Jetzt sitzt das Ehepaar beim monatlichen Treffen der Bundesinitiative Großeltern in Köln und schüttet anderen mit ähnlichen Geschichten sein Herz aus: Vor sechs Jahren ist ihr Sohn gestorben. Und bald danach hat seine Frau jeglichen Kontakt ihrer zwei Kinder zu den Schwiegereltern unterbunden. „Erklärt es euch selbst“, sage sie nur, wenn sie nach dem Grund fragten. Dabei habe gerade der Enkel so eine gute Beziehung zum Opa gehabt. Heute sei er zehn, die Enkelin sieben: „Sie wird sich gar nicht an uns erinnern.“

Wohl der Großeltern wenig im Blick

Geschichten wie diese hat Annemie Wittgen (70) schon viele gehört. Sie leitet seit fünf Jahren zusammen mit Margot Flink die BIGE-Gruppe in Köln und Euskirchen.
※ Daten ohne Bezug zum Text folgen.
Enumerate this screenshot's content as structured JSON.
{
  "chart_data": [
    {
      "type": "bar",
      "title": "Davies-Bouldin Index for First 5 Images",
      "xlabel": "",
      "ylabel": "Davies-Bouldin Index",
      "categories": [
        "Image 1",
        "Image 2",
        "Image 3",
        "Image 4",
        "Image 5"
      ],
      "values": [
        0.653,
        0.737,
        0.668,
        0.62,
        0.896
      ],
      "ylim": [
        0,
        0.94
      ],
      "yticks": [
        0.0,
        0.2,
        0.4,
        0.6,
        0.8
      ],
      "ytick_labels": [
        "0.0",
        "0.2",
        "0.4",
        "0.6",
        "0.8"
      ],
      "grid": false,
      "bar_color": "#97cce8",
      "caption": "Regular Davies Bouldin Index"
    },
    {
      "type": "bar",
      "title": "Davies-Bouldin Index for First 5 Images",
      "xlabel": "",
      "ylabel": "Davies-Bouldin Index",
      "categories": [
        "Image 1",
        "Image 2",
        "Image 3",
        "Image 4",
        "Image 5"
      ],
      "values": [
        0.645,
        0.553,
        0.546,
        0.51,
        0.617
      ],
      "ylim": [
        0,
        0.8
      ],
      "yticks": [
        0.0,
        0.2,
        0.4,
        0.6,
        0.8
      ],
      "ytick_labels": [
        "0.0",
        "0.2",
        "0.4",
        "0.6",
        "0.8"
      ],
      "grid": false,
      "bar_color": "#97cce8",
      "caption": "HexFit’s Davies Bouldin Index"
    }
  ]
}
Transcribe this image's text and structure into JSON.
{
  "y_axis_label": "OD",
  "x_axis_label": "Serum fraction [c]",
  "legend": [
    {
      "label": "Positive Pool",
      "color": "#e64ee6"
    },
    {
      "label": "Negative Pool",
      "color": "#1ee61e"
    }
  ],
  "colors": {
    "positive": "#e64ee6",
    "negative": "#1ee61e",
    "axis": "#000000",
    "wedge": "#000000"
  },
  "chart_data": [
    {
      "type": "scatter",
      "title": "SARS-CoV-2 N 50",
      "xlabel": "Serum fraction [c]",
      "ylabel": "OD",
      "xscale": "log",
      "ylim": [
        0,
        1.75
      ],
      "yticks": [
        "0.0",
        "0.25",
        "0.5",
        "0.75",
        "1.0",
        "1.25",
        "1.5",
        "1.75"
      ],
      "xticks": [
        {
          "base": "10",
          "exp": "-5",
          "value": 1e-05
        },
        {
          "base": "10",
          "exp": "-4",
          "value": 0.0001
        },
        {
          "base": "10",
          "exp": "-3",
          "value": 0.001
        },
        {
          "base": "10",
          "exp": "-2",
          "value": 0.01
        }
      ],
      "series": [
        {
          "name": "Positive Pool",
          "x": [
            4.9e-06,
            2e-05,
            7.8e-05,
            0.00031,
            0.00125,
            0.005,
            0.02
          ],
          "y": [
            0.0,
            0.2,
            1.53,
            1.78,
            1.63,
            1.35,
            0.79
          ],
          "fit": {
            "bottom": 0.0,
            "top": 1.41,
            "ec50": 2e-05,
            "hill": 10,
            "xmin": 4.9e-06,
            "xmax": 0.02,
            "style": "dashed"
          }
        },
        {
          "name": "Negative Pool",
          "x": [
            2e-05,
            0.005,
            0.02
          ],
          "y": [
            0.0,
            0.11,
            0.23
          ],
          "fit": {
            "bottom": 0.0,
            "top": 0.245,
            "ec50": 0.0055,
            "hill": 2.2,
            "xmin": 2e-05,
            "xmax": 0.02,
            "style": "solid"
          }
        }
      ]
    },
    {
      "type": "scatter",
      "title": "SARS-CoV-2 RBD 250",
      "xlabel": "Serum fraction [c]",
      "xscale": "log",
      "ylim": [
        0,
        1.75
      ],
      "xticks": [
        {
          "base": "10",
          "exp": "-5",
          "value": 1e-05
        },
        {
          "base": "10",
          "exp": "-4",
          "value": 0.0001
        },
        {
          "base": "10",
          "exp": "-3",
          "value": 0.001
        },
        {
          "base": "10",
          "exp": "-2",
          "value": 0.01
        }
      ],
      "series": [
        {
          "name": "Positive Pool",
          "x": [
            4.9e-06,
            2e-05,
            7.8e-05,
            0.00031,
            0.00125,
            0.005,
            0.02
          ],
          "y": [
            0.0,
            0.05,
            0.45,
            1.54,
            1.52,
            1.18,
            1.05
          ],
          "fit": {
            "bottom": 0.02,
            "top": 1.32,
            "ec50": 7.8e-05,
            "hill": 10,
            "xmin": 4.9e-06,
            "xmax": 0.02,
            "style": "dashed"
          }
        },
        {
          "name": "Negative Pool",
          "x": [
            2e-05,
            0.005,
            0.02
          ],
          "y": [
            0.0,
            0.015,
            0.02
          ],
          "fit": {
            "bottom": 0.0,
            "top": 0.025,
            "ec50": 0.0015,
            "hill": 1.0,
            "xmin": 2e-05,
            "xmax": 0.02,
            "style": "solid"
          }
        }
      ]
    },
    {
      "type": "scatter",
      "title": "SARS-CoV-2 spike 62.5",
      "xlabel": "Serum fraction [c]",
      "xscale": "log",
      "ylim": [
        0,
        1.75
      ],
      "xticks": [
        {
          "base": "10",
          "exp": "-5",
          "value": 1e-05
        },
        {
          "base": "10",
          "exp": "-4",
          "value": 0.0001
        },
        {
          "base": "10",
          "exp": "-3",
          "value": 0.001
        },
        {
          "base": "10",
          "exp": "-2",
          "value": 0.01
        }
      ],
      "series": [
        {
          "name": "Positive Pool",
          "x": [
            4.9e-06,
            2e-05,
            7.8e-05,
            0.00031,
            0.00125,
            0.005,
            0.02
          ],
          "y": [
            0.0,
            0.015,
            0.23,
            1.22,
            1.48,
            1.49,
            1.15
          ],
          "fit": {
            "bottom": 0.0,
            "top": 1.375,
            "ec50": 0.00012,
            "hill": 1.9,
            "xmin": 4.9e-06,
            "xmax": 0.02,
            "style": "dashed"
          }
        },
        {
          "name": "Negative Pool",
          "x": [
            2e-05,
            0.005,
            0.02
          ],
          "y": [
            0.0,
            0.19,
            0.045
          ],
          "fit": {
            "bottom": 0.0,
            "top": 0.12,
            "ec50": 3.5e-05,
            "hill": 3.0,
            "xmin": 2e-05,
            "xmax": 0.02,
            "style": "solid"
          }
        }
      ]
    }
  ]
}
Häufig sei die Trennung der Eltern die Ursache, und meist würden „die Eltern des Mannes bestraft“. Aber auch Meinungsverschiedenheiten über Erziehung oder simple Missverständnisse könnten dazu führen, dass Väter und Mütter sogar den eigenen Eltern den Umgang mit ihren Enkeln verwehrten. „In manchen Familien kann man reden, in anderen nicht“, bringt eine Teilnehmerin es auf den Punkt.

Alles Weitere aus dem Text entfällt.